Background: Cardiovascular disease (CVD) accounts for a significant portion of deaths in patients with COPD; however, evidence for early detection strategies for CVD in this population remain limited. Our paper aims to summarize existing data regarding subclinical CVD in patients with COPD with a view to identifying screening strategies in these patients.
Methods: A systematic review of published literature was conducted for studies examining the relationship of COPD and markers of subclinical disease such as coronary artery calcification (CAC), carotid intima media thickness (cIMT), endothelial dysfunction, arterial stiffness as measured by pulse wave velocity (PWV) and augmentation indices (AIx). Both MEDLINE and EMBASE databases were searched till October 2015.

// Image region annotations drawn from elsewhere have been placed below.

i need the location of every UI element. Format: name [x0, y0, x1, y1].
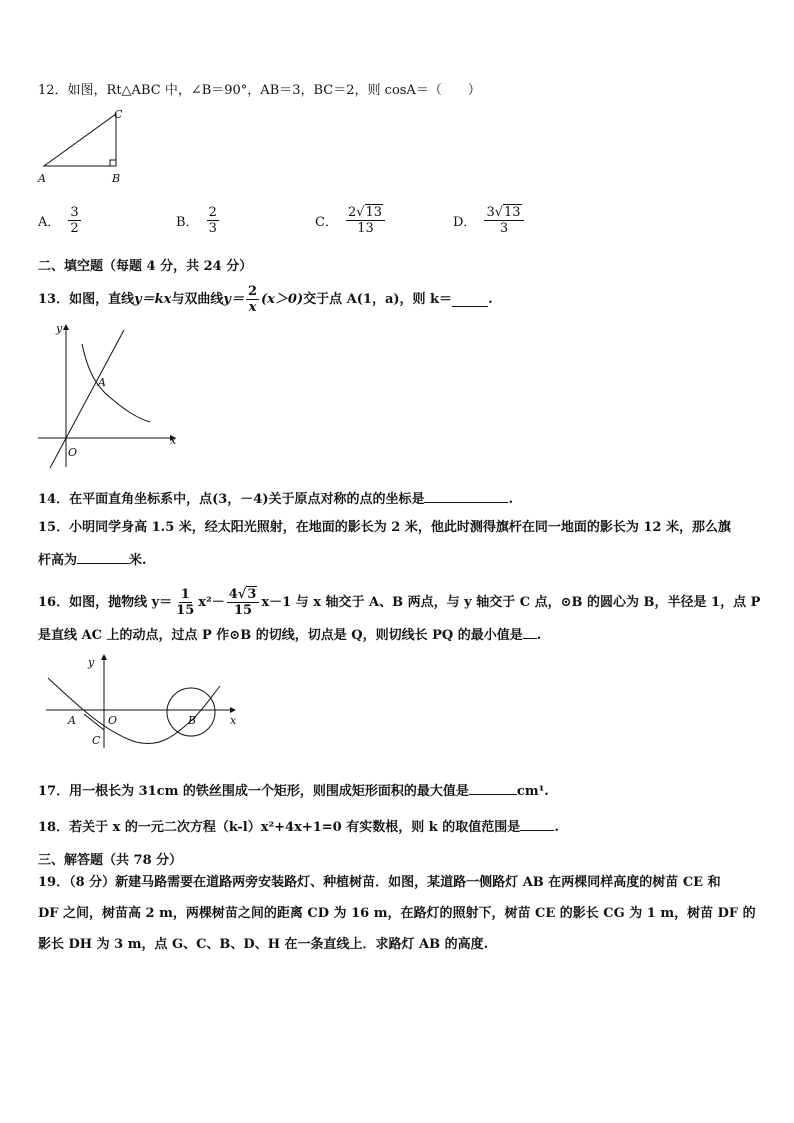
axis-y-label: y: [56, 322, 63, 335]
option-letter: B．: [176, 215, 199, 230]
axis-x-label: x: [230, 714, 237, 727]
q13-text: 13．如图，直线 y＝kx 与双曲线 y＝ $\frac{2}{x}$ (x＞0) 交于点 A(1，a)，则 k＝ .: [38, 284, 493, 315]
q12-option-b[interactable]: [176, 205, 221, 236]
section-2-heading: 二、填空题（每题 4 分，共 24 分）: [38, 259, 253, 274]
q13-graph-figure: [36, 322, 181, 472]
origin-label: O: [108, 714, 118, 727]
section-3-heading: 三、解答题（共 78 分）: [38, 853, 183, 868]
q16-line2: 是直线 AC 上的动点，过点 P 作⊙B 的切线，切点是 Q，则切线长 PQ 的最小值是 .: [38, 624, 541, 645]
point-b-label: B: [188, 714, 197, 727]
q19-line3: 影长 DH 为 3 m，点 G、C、B、D、H 在一条直线上．求路灯 AB 的高度.: [38, 937, 489, 952]
point-a-label: A: [98, 376, 106, 389]
answer-blank[interactable]: [469, 780, 517, 795]
option-fraction: $\frac{2√13}{13}$: [346, 205, 385, 236]
q12-triangle-figure: [34, 106, 134, 186]
origin-label: O: [68, 446, 78, 459]
q16-parabola-figure: [44, 652, 244, 752]
q12-text: 12．如图，Rt△ABC 中，∠B＝90°，AB＝3，BC＝2，则 cosA＝（ ）: [38, 83, 481, 98]
axis-y-label-visible: y: [88, 656, 95, 669]
answer-blank[interactable]: [452, 292, 488, 307]
axis-x-label: x: [170, 434, 177, 447]
option-fraction: $\frac{3}{2}$: [70, 205, 79, 236]
answer-blank[interactable]: [424, 488, 508, 503]
option-letter: C．: [315, 215, 338, 230]
q12-option-d[interactable]: [453, 205, 526, 236]
label-b: B: [112, 172, 121, 185]
option-fraction: $\frac{3√13}{3}$: [484, 205, 523, 236]
q15-line1: 15．小明同学身高 1.5 米，经太阳光照射，在地面的影长为 2 米，他此时测得旗杆在同一地面的影长为 12 米，那么旗: [38, 520, 731, 535]
option-fraction: $\frac{2}{3}$: [208, 205, 217, 236]
q18-text: 18．若关于 x 的一元二次方程（k-l）x²+4x+1=0 有实数根，则 k 的取值范围是 .: [38, 816, 559, 837]
point-c-label: C: [92, 734, 101, 747]
q14-text: 14．在平面直角坐标系中，点(3，－4)关于原点对称的点的坐标是 .: [38, 488, 513, 509]
answer-blank[interactable]: [77, 549, 129, 564]
label-a: A: [38, 172, 46, 185]
option-letter: D．: [453, 215, 477, 230]
q17-text: 17．用一根长为 31cm 的铁丝围成一个矩形，则围成矩形面积的最大值是 cm¹.: [38, 780, 549, 801]
q15-line2: 杆高为 米.: [38, 549, 147, 570]
q19-line1: 19．（8 分）新建马路需要在道路两旁安装路灯、种植树苗．如图，某道路一侧路灯 AB 在两棵同样高度的树苗 CE 和: [38, 875, 721, 890]
q12-option-c[interactable]: [315, 205, 387, 236]
answer-blank[interactable]: [523, 624, 537, 639]
label-c: C: [114, 108, 123, 121]
q19-line2: DF 之间，树苗高 2 m，两棵树苗之间的距离 CD 为 16 m，在路灯的照射下，树苗 CE 的影长 CG 为 1 m，树苗 DF 的: [38, 906, 756, 921]
q16-line1: 16．如图，抛物线 y＝ $\frac{1}{15}$ x²－ $\frac{4√3}{15}$ x－1 与 x 轴交于 A、B 两点，与 y 轴交于 C 点，⊙B 的圆心为 B，半径是 1，点 P: [38, 587, 761, 618]
answer-blank[interactable]: [520, 816, 554, 831]
q12-option-a[interactable]: [38, 205, 83, 236]
option-letter: A．: [38, 215, 61, 230]
point-a-label: A: [68, 714, 76, 727]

Results: A total of 22 studies were included in the review. Compared with control subjects, patients with COPD had significantly higher cIMT (SMD 0.53, 95% CI 0.16-0.90), PWV (SMD 0.91, 95% CI 0.67-1.16) and AIx (SMD 0.86, 95% CI 0.52-1.19). Additionally, an overall higher prevalence of subclinical CVD as assessed by CAC, ABI and FMD was noted in our review.
Conclusion: Although our findings need further evaluation in prospective studies, our review presents significant evidence in support of increased subclinical CVD burden in COPD patients independent of smoking status. Further large-scale case-control studies are required to highlight the significance of subclinical CVD screening in COPD patients.